Queridos amigos, como saben los viernes contamos acá historias extrañas, insólitas y, a veces de miedo o de aparecidos. La de hoy estará a cargo de mi hermana Vivi, quien vive en EE.UU. Los dejo con esta reciente experiencia que no es de miedo, sino más bien extraña. Triste, pero con un toque como de ángel. Los dejo con ella.
Mi amiga Martha regresó hace unos días del funeral de la novia de su sobrino. Una muchacha muy agradable y querida por toda su familia a quienes les había dejado una buenísima impresión. Todos, todos estaban tristísimos pues con su carácter la difunta se había ganado a medio mundo. Era aficionada a la fotografía y estaban comprometidos a casarse cuando ella cayó con meningitis, tan severa que los últimos meses de su corta vida los pasó en coma en el hospital.
Me pareció extrañoo que nadie vistiera de negro, todos llevaban ropa de color rosa (tu color favorito, Nancy, y también el color favorito de la difunta), a peticion de la madre de la muchacha.
Yo le dije a Martha.... “¿tuvieron que ir a comprar ropa rosada?” Ella venía con un traje de dos piezas muy bonito y me contó que ya lo tenía, lo extraño es la historia del día en que ella compró su lindo vestido.
Martha dice que como la chica era fotógrafa aficionada le gustaban mucho los detalles y, por supuesto, era la fotógrafa oficial de la familia.
A finales del ano pasado el sobrino de Martha y su novia serían padrinos de bautizo de una sobrinita de la novia, ya estaban comprometidos en matrimonio y ella ya era como de la familia. Martha recuerda haber ido de compras con la chica, y escoger el traje de dos piezas que llevaba puesto en el funeral. Le quedó perfecto y ella tenía unos zapatos que le combinaban re bien. Lo extraño, según Martha me cuenta, es que el día del bautizo ella se volvió loca buscando en su closet el bendito vestido y no lo encontró. Finalmente, tuvo que ponerse un vestido blanco con rositas y un sweater rosa pálido; solo encontró uno de los zapatos rosa, así que se tuvo que ir con zapatos blancos.
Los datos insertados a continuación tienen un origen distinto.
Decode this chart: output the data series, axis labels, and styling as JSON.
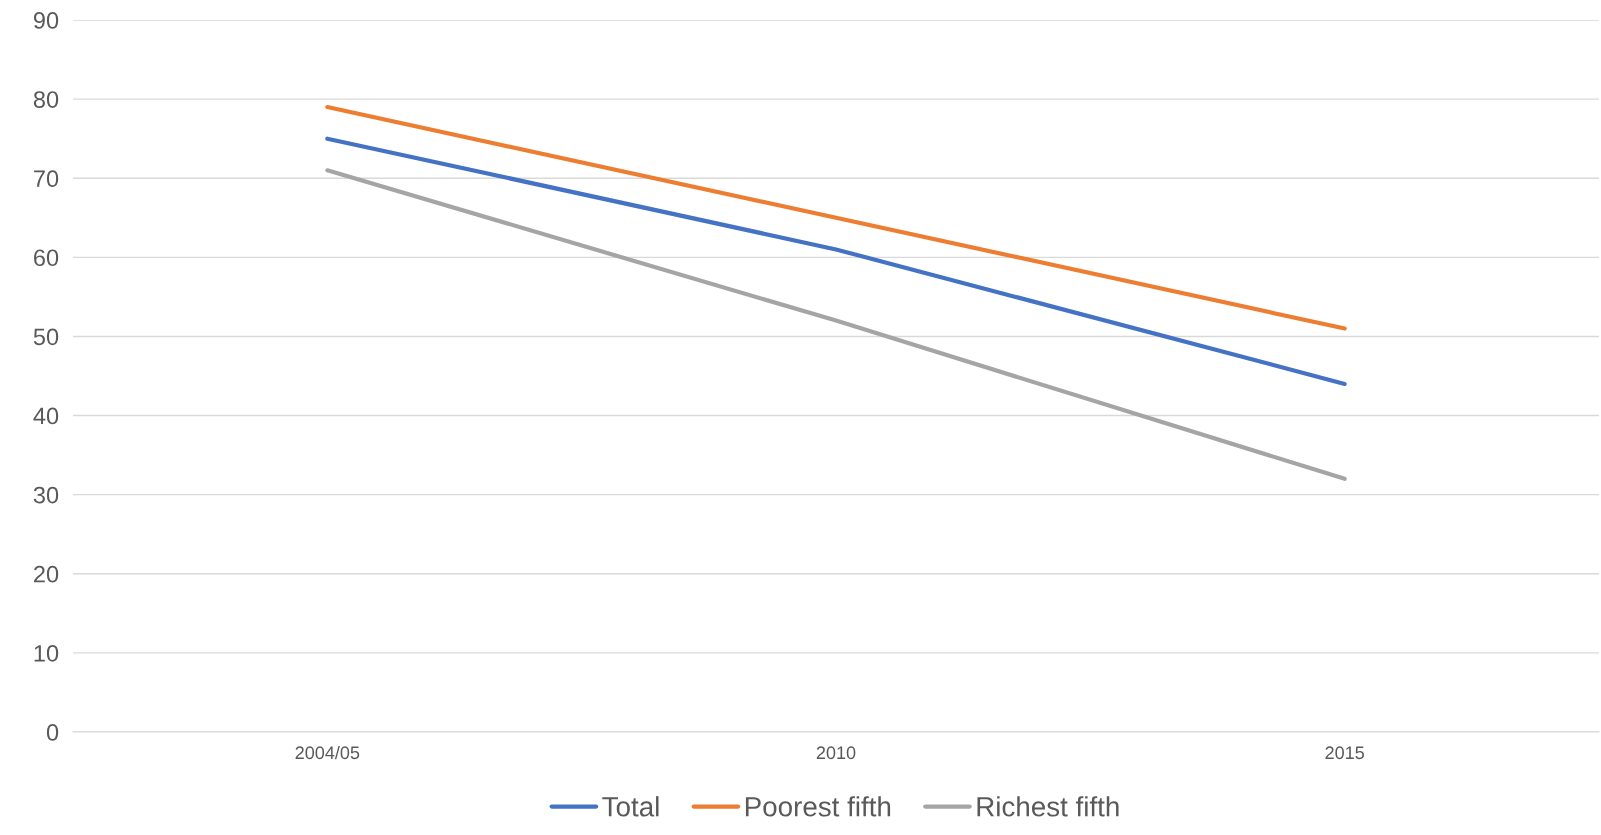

El funeral no fue a última hora pues ya sabían que la chica no sobreviviría, lo que fue de última hora fue lo de "NO ROPA NEGRA". La madre quería que todos fueran de rosado, no solo porque era el color favorito de su hija, sino que también quería honrar lo particular que ella fue con los detalles.
Las amigas y familiares que serían las damas en la boda ya tenían los vestidos rosados y ella les pidió que usaran esos vestidos en el funeral. Martha dice que la iglesia (pues hubo misa) estaba llena de rosas en blanco y distintos tonos rosados. La cosa es que Martha iba a ponerse la misma ropa que usó en el bautizo ya que no tendría tiempo de ir de compras o de buscar el traje perdido. Cuando abrió su closet el día del funeral dice que cayó la bolsa como de lavandería en la que empacan los vestidos en las tiendas de departamentos, con su lindo traje que la difunta y ella habían comprado para el bautizo. Para entonces (por supuesto) ya había encontrado el otro zapato que no pudo encontrar antes. Su esposo, Oli, le dijo "Fulanita quiere que te pongas ESE TRAJE" para su funeral. Y claro ella así lo hizo, al final de su historia tanto ella como yo teníamos los ojos llenos de lágrimas, su hijo mayor también lloro pues era muy cercano a la pareja ya que eran de su edad (22-23 años).